Andreas Missbach, Membre de la direction et responsable de la direction thématique Matières premières, Public Eye, Zurich

Prise de position

Le Conseil fédéral a présenté fin avril l’état de la mise en œuvre des recommandations du rapport 2018 sur les matières premières. On y cherche en vain des résultats tangibles. La société civile resterait sur sa faim même en cas de mise en œuvre intégrale : les recommandations sont très peu ambitieuses dans les domaines des droits de l’homme, de l’environnement et de la corruption.

Parmi les rares instruments concrets mentionnés dans le rapport figure le Guide de mise en œuvre des Principes directeurs des Nations unies relatifs aux entreprises et aux droits de l’homme pour le négoce des matières premières. Le « progrès » annoncé se limite donc au nombre de copies papier distribuées et à la mise en ligne d’un site Internet. Comme la Confédération privilégie une approche volontaire, il serait temps, trois ans plus tard, de révéler quelles entreprises appliquent ce guide. Car des mesures sont nécessaires.

Une étude publiée en mars par la Responsible Mining Foundation et dont les résultats ne sont même pas mentionnés dans le rapport conclut que le devoir de diligence des entreprises concernant les droits humains, les flux financiers et l’impact environnemental est souvent très limité. Dix des 25 sociétés examinées ont leur siège en Suisse et sont membres de l’Association suisse du négoce de matières premières et du transport maritime (STSA).

La transparence fait également défaut. Ce constat vaut pour les entreprises, mais aussi pour la Confédération, même si l’Office fédéral de la statistique a fini par révéler le nombre d’emplois dans ce secteur, sept ans après le premier rapport sur les matières premières : 9800. La STSA a ainsi dû corriger son site Internet après avoir avancé le triple durant des années.

Une politique de l’autruche


Il est incompréhensible que le rapport taise les nombreuses enquêtes et ordonnances pénales ainsi que les aveux de culpabilité dans lesquels ont été impliqués les géants du négoce suisse de matières premières ces dernières années. Le Conseil fédéral déclarait en 2018 que les ambassades présentes dans des pays riches en matières premières ou hôtes de centres de négoce doivent suivre les comptes-rendus des médias et le débat public afin d’identifier à temps les risques de réputation éventuels pour la Suisse. On serait donc intéressé de savoir quelles informations ont été transmises à la centrale de Berne depuis le Brésil, l’Équateur, le Mexique, la Côte d’Ivoire, les deux Congo, la Grande-Bretagne et les États-Unis, où des procédures de corruption contre des entreprises suisses actives dans les matières premières sont en cours. Berne, nous avons un problème !

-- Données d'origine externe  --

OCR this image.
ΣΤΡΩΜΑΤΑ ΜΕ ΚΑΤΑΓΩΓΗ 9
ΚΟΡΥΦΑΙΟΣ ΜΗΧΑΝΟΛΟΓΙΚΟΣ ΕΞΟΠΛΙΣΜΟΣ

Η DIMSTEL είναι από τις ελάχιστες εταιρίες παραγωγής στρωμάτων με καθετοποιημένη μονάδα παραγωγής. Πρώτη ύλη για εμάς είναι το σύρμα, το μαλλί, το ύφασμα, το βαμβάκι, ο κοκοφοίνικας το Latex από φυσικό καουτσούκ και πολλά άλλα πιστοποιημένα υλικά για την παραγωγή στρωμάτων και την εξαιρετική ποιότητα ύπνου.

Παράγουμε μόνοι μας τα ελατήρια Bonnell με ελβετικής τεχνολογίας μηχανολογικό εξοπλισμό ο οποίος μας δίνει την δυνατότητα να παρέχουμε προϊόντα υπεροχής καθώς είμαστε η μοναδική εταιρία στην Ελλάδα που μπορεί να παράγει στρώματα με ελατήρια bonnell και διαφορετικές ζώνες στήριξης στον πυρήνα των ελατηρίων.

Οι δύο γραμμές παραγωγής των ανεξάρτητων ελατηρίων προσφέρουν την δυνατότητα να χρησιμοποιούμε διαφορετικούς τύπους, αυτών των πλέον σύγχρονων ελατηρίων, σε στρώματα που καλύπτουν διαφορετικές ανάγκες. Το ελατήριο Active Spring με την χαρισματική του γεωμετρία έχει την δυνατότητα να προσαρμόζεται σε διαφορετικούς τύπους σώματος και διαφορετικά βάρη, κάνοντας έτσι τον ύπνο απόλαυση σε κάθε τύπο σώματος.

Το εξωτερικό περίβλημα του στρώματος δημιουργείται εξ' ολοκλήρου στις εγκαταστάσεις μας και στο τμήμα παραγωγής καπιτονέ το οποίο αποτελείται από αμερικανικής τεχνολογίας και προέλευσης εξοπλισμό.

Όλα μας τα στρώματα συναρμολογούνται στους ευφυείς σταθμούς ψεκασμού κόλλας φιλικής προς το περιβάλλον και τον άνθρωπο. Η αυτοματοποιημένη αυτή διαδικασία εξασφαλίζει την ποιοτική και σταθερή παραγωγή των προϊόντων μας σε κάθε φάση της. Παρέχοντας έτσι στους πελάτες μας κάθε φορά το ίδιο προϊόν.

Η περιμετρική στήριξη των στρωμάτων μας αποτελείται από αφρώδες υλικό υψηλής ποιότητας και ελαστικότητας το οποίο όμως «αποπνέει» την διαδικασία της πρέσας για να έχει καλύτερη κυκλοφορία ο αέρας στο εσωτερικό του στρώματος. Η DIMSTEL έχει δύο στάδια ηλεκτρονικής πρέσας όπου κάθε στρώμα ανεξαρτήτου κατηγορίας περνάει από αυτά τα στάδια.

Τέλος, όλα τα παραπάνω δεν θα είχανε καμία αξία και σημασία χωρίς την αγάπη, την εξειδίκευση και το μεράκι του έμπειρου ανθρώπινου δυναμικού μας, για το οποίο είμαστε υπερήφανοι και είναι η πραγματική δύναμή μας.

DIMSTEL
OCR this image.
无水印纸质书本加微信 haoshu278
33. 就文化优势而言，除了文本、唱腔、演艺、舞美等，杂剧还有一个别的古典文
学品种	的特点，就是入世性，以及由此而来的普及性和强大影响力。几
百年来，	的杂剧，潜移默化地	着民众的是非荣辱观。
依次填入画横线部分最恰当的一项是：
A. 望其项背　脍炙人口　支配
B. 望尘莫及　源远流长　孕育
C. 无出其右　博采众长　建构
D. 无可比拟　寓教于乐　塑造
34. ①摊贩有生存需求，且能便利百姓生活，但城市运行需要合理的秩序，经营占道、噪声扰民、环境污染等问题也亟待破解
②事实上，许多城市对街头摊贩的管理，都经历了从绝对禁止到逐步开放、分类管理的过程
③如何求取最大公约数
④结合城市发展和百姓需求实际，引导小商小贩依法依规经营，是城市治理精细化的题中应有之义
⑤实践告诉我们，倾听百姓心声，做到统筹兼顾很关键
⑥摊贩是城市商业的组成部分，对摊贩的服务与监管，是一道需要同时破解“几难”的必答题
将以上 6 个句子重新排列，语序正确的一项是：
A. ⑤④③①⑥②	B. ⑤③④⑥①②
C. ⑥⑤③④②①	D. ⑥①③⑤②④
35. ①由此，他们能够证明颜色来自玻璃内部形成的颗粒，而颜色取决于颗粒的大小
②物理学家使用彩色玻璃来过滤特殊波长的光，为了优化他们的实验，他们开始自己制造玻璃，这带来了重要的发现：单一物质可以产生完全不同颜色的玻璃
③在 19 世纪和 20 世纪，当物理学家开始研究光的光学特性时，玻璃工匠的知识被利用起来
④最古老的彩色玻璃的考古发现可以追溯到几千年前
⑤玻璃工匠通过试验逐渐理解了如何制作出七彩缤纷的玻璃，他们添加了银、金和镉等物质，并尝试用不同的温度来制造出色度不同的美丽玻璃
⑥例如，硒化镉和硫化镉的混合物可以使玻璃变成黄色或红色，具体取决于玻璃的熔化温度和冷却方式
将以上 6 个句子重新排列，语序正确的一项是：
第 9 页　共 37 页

Cette réalité et l’inaction du Conseil fédéral soulignent une fois encore la nécessité de soumettre ce secteur à des devoirs de diligence contraignants lors d’opérations avec des personnalités politiquement exposées. En proposant la création d’une Autorité de surveillance des marchés de matières premières, Public Eye montre comment l’instauration de règles claires et de mesures efficaces serait possible.

Proposition de citation: Andreas Missbach (2021). Prise de position: Berne, nous avons un problème !. La Vie économique, 31 mai.